DECIMOQUINTO DOMINGO ORDINARIO C
(Deuteronomio 30:10-14; Colosenses 1:15-20; Lucas 10:25-37)
En un cine, un hombre se acerca al sacerdote después de la misa. Tiene una
pregunta para el cura. Quiere saber cómo puede ser Dios tres y uno. En parte
quiere probar al cura y en parte busca la verdad. El doctor de la ley pregunta a
Jesús en el evangelio por razones semejantes.

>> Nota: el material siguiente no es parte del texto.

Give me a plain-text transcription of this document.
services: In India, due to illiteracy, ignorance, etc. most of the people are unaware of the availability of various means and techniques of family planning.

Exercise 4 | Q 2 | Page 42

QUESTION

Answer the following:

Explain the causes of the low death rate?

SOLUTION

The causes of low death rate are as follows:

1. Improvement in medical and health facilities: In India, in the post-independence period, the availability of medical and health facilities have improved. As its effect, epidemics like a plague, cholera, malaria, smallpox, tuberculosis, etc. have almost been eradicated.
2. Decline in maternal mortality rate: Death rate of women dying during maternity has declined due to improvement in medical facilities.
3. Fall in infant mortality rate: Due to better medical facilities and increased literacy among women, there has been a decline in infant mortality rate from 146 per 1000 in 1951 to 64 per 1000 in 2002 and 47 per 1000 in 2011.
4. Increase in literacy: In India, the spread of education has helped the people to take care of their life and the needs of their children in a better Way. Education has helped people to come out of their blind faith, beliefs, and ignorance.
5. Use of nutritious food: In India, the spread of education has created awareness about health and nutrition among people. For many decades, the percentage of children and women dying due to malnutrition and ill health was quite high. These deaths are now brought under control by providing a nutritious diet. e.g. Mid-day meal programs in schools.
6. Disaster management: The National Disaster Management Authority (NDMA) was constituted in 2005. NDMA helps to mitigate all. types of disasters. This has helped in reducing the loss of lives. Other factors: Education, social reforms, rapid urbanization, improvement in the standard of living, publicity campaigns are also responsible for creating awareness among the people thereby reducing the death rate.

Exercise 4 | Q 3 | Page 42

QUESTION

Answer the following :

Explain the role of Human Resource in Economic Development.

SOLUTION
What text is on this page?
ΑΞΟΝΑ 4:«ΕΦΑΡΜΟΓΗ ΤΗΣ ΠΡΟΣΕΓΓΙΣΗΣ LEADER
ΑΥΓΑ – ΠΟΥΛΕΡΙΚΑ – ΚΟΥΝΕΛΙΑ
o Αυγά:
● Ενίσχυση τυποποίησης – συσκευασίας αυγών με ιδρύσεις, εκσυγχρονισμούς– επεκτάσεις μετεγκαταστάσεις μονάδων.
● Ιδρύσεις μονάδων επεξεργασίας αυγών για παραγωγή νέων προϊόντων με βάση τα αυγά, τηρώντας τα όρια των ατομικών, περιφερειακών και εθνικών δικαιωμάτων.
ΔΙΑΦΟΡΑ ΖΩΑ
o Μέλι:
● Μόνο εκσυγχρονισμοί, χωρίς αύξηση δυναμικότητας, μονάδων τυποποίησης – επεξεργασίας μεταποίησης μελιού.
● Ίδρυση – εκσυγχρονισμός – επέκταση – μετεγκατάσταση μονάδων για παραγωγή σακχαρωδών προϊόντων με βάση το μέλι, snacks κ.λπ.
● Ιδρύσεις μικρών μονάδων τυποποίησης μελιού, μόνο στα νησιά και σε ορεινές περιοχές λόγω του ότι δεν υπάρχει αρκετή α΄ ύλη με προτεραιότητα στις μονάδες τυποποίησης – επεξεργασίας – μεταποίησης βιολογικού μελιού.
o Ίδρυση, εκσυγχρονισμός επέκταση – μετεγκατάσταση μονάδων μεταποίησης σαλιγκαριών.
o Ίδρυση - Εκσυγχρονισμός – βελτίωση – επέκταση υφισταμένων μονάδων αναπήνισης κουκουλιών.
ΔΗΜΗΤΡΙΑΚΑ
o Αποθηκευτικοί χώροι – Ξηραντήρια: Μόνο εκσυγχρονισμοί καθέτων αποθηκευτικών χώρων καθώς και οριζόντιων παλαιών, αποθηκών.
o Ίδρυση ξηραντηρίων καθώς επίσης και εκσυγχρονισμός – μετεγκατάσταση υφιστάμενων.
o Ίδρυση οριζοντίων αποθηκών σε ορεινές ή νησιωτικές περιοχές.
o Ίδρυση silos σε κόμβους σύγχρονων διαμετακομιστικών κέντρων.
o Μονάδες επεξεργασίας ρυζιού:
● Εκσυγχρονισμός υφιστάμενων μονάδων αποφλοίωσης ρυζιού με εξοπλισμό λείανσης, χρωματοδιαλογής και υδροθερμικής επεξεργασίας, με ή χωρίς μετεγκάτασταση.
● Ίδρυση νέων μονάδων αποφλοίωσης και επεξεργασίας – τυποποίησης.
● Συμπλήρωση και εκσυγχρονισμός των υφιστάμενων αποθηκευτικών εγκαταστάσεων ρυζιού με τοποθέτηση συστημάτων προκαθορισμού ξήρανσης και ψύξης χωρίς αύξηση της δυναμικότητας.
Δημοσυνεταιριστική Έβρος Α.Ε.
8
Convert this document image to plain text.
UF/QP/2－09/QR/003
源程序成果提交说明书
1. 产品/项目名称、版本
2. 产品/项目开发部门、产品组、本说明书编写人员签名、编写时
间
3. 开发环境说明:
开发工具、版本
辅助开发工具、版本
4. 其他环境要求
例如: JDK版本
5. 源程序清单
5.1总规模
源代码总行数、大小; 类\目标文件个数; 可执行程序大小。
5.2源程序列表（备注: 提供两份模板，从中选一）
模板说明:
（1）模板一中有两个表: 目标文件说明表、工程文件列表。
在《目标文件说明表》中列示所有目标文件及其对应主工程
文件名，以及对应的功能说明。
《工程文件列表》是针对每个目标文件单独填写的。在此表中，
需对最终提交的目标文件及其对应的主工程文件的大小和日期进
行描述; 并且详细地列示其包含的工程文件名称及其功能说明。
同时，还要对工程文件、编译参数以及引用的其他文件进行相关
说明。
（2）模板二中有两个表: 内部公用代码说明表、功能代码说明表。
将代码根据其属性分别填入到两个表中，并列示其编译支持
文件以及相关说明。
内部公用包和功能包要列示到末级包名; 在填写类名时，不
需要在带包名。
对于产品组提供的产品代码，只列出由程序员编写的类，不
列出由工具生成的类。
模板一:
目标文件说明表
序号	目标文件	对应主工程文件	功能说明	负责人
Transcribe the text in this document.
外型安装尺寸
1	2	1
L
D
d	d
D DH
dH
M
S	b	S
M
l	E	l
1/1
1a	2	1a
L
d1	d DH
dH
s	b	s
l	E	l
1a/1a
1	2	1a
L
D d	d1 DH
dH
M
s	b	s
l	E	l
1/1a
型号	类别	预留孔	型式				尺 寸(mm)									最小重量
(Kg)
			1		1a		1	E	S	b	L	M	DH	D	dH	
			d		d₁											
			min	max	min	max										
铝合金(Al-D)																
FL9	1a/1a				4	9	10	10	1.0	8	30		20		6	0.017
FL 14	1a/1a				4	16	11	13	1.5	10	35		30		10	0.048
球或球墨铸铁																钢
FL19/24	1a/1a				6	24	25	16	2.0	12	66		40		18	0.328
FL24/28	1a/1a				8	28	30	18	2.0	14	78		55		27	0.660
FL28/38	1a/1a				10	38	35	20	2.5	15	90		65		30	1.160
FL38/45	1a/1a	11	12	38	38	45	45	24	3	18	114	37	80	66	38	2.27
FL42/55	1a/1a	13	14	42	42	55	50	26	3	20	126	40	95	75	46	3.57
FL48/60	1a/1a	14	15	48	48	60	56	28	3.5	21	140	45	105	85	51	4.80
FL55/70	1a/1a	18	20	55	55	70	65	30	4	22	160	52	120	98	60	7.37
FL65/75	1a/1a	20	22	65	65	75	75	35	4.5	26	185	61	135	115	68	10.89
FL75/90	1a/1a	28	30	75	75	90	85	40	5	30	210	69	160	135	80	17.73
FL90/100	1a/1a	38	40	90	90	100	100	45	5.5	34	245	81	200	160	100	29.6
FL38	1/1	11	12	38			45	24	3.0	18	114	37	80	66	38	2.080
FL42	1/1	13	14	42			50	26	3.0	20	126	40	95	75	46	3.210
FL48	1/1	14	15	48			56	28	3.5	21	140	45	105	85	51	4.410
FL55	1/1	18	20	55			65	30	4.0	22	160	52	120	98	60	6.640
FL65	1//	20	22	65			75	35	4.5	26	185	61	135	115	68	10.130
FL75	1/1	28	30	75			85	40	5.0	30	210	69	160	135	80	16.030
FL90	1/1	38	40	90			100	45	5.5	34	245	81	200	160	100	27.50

El hombre quiere poner a Jesús a prueba. Antes de aceptarlo como profeta quiere
probar su teología. De una manera representa al hombre moderno que es más
dispuesto a acusar a Dios por lo malo en el mundo que amarlo por lo bueno. Hace
cincuenta años el defensor de cristianismo inglés C.S. Lewis escribió un ensayo
llamado Dios en el banquillo con este tema. Según el profesor Lewis la mayoría de
la gente contemporánea prefiere interrogar a Dios por qué permite las guerras, la
pobreza, y la enfermedad que pedirle perdón por sus pecados. Es como si no fuera
culpable de nada sino digna, simplemente por andar en la tierra, de una casa de
alto con dos carros en el garaje.
Así buscamos más cómo conseguir el mejor cuidado médico que cómo vivir en paz
con Dios. Al menos el doctor de la ley hace la pregunta correcta: “… ¿qué debo
hacer para conseguir la vida eterna?” Para él la meta no es vivir cien a￱os con no
más que un dolor de cabeza esporádico sino conocer a Dios en la gloria del cielo. El
profeta afro-americano bien mostraba el planteamiento correcto cuando dijo:
“Como todos me gustaría vivir una vida larga….Pero ello no me preocupa ahora.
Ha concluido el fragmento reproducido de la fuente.